The proposed Semantic Hashing technique achieves state-of-the-art performance on the Chatbot, AskUbuntu, and WebApplication datasets. The paper's empirical analysis reports competitive results against existing Natural Language Understanding (NLU) systems, such as Watson, Dialogflow, and Rasa. Notably, the method exhibits superior adaptability and lower computational cost as indicated by its training and inference time measured in seconds and milliseconds, respectively.

For numerical perspective:

  • On the Chatbot corpus, the method achieved an F1-score of up to 0.996.
  • Across all datasets, the method's average performance rivaled prominent NLU system benchmarks, attesting to its generality and robustness.

Implications and Future Directions

The incorporation of subword Semantic Hashing offers a substantial enhancement in handling small dataset challenges, suggesting a potentially broad applicability across various domains with limited data resources. The rapid training and testing times posited in the paper make it feasible for real-time implementation in practical applications such as chatbot platforms.

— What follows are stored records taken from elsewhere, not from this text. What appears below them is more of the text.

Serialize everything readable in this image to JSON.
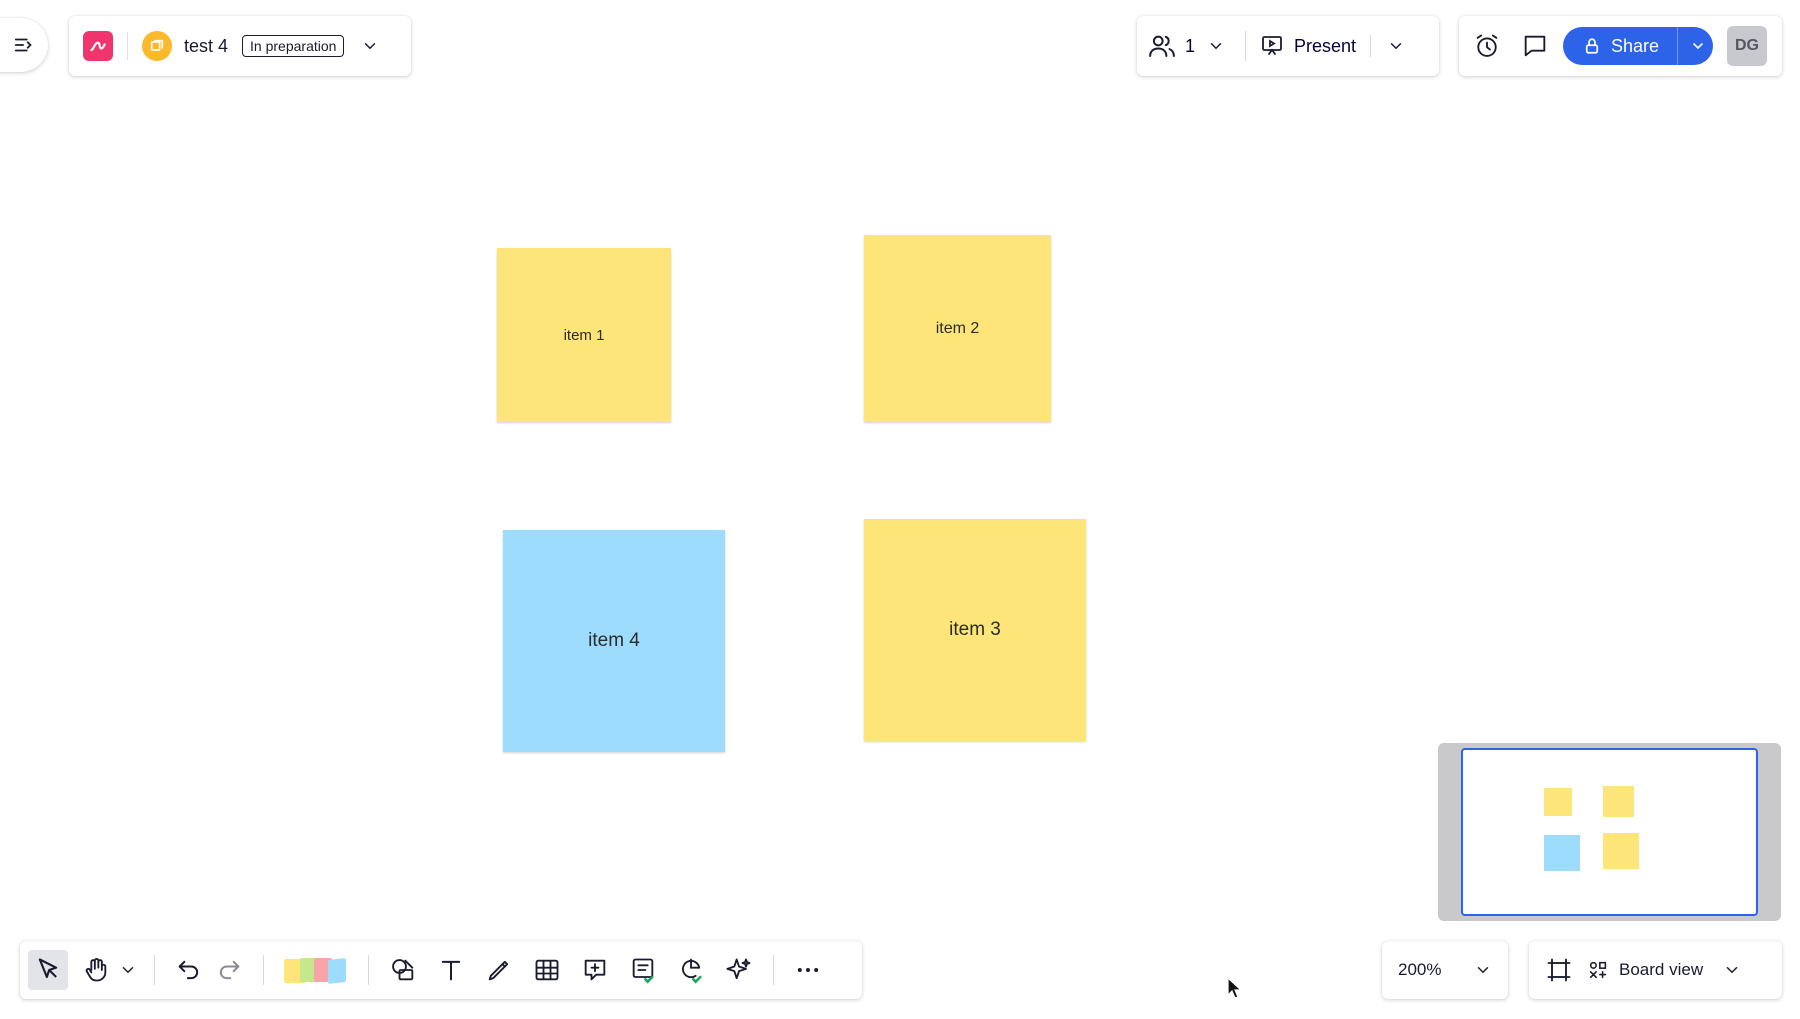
{
  "header": {
    "board_title": "test 4",
    "status_badge": "In preparation"
  },
  "collab": {
    "user_count": "1",
    "present_label": "Present"
  },
  "actions": {
    "share_label": "Share",
    "avatar_initials": "DG"
  },
  "canvas": {
    "stickies": [
      {
        "label": "item 1",
        "color": "#fee579"
      },
      {
        "label": "item 2",
        "color": "#fee579"
      },
      {
        "label": "item 3",
        "color": "#fee579"
      },
      {
        "label": "item 4",
        "color": "#9ddcfc"
      }
    ]
  },
  "zoom": {
    "level": "200%"
  },
  "view": {
    "board_view_label": "Board view"
  },
  "colors": {
    "accent": "#2c63e8",
    "brand": "#f0346e",
    "badge_orange": "#fdb92c",
    "sticky_yellow": "#fee579",
    "sticky_blue": "#9ddcfc"
  }
}
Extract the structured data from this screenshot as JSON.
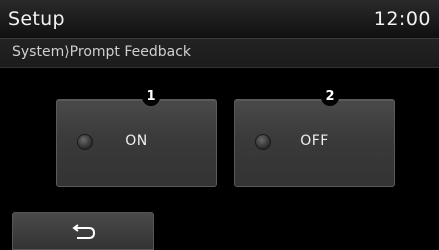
{
  "header": {
    "title": "Setup",
    "clock": "12:00"
  },
  "breadcrumb": {
    "path": "System⟩Prompt Feedback"
  },
  "options": [
    {
      "label": "ON",
      "callout": "1"
    },
    {
      "label": "OFF",
      "callout": "2"
    }
  ],
  "footer": {
    "back_icon": "back-arrow-icon"
  }
}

Future explorations should consider the broader application of Semantic Hashing across different domains and datasets to confirm its versatility and identify any domain-specific adjustments required. Additionally, comparative analyses with emerging feature representation techniques could provide insights into further improvements and performance optimizations.

In conclusion, this paper contributes a powerful, efficient approach to intent classification amidst constraints of small datasets and diverse linguistic variations, enhancing the robustness and applicability of machine learning models in real-world conversational AI systems.